The former WH Paxton & Co buildings remains important in demonstrating many of the principal characteristics of a building designed to accommodate shipping offices and a wholesaling enterprise that combined warehousing, offices and display spaces within the one premises. The warehouse sections retain large interior volumes and well illustrate the use of heavy timber columns, bearers and trusses to support the roof. At the northern end the offices and warehouse spaces are constructed on a timber wharf over the Pioneer River, illustrating the close connection between the former shipping agency and Mackay's sea trade.
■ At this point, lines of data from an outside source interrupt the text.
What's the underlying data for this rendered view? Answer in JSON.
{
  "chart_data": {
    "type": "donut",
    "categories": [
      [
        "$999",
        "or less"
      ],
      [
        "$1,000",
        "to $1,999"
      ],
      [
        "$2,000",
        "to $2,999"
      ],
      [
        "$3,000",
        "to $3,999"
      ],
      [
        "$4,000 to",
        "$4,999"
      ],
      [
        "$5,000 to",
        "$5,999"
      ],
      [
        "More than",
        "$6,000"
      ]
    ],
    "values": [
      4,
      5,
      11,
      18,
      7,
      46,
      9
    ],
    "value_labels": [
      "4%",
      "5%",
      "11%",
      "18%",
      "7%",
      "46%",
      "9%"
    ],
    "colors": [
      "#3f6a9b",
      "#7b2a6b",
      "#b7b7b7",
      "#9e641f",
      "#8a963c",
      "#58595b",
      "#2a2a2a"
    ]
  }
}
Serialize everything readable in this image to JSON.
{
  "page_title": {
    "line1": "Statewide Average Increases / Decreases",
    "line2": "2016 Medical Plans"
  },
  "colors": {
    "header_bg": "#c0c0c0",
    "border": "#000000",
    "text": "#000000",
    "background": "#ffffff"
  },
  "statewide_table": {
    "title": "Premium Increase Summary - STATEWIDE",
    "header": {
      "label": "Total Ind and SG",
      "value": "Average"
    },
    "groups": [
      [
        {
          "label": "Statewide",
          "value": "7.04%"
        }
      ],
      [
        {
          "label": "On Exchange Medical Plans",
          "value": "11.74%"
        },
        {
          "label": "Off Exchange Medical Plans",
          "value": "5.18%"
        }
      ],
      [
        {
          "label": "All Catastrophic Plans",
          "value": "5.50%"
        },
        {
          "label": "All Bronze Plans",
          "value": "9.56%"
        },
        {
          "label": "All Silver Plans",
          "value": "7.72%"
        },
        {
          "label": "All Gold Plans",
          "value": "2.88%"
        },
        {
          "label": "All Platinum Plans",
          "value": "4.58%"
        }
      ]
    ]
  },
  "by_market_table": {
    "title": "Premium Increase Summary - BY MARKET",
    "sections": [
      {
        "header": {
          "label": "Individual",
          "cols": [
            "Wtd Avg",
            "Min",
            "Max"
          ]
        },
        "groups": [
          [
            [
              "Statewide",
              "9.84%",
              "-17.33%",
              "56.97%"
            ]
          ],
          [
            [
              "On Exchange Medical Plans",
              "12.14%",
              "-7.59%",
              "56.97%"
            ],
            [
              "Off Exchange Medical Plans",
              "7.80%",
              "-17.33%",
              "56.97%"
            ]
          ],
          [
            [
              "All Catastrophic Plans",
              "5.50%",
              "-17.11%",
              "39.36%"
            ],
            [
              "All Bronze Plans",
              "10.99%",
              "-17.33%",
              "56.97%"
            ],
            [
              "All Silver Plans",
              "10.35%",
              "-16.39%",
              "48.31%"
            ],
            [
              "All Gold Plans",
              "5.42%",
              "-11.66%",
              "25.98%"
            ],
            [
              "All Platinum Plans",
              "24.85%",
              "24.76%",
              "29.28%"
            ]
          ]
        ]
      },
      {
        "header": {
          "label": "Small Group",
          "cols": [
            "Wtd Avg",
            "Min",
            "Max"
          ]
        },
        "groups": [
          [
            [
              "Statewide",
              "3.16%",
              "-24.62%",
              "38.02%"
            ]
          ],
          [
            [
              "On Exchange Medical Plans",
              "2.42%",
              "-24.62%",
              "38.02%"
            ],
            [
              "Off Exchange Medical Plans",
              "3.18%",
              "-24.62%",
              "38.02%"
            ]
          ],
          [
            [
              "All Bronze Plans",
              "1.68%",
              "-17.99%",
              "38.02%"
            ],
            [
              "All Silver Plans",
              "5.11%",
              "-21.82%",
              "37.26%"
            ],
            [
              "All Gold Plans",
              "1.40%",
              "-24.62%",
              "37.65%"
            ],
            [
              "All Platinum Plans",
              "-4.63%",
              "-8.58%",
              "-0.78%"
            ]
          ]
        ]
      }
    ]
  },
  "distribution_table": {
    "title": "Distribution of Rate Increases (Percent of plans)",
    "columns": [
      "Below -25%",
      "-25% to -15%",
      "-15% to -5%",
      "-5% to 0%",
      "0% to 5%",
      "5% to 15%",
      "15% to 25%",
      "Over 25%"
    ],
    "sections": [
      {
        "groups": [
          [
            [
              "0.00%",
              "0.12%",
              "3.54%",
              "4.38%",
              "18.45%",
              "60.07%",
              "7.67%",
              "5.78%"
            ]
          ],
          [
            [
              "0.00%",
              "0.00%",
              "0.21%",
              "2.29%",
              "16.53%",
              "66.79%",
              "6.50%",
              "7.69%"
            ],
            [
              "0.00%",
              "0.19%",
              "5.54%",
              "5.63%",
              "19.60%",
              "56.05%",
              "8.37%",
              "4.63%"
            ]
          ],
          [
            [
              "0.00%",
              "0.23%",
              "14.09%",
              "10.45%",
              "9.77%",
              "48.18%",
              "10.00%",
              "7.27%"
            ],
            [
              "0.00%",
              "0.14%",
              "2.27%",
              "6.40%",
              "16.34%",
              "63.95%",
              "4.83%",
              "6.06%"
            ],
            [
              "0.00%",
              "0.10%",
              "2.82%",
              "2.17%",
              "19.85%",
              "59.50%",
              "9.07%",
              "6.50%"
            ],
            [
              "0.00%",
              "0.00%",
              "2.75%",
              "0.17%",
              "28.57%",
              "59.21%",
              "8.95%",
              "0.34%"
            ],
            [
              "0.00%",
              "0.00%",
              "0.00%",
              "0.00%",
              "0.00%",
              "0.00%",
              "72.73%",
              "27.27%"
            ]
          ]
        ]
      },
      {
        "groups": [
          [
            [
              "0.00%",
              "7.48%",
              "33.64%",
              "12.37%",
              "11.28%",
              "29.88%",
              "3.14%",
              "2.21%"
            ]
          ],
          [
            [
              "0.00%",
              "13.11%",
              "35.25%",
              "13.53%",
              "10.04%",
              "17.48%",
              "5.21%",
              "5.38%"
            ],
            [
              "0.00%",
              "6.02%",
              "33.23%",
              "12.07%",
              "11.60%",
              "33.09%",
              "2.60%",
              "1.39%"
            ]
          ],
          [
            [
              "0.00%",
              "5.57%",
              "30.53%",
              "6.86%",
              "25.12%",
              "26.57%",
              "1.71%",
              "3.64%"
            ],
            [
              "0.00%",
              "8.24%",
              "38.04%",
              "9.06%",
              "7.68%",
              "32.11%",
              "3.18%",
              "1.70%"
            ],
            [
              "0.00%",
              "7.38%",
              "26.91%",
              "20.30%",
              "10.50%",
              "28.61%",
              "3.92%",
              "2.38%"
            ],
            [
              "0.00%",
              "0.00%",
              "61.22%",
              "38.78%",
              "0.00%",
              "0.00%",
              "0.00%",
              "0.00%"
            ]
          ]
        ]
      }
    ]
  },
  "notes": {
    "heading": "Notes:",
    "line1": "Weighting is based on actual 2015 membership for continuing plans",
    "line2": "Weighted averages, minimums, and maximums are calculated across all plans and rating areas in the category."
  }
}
The place has a special association with the life or work of a particular person, group or organisation of importance in Queensland's history.

The place is significant for its long and special association with WH Paxton & Co, a longstanding Mackay-based mercantile company important in Queensland's economic history. Established in 1876, WH Paxton & Co. was associated with the place from 1899, when the structure was erected as purpose-built offices and warehouse for the company, until the firm's closure c. 1975.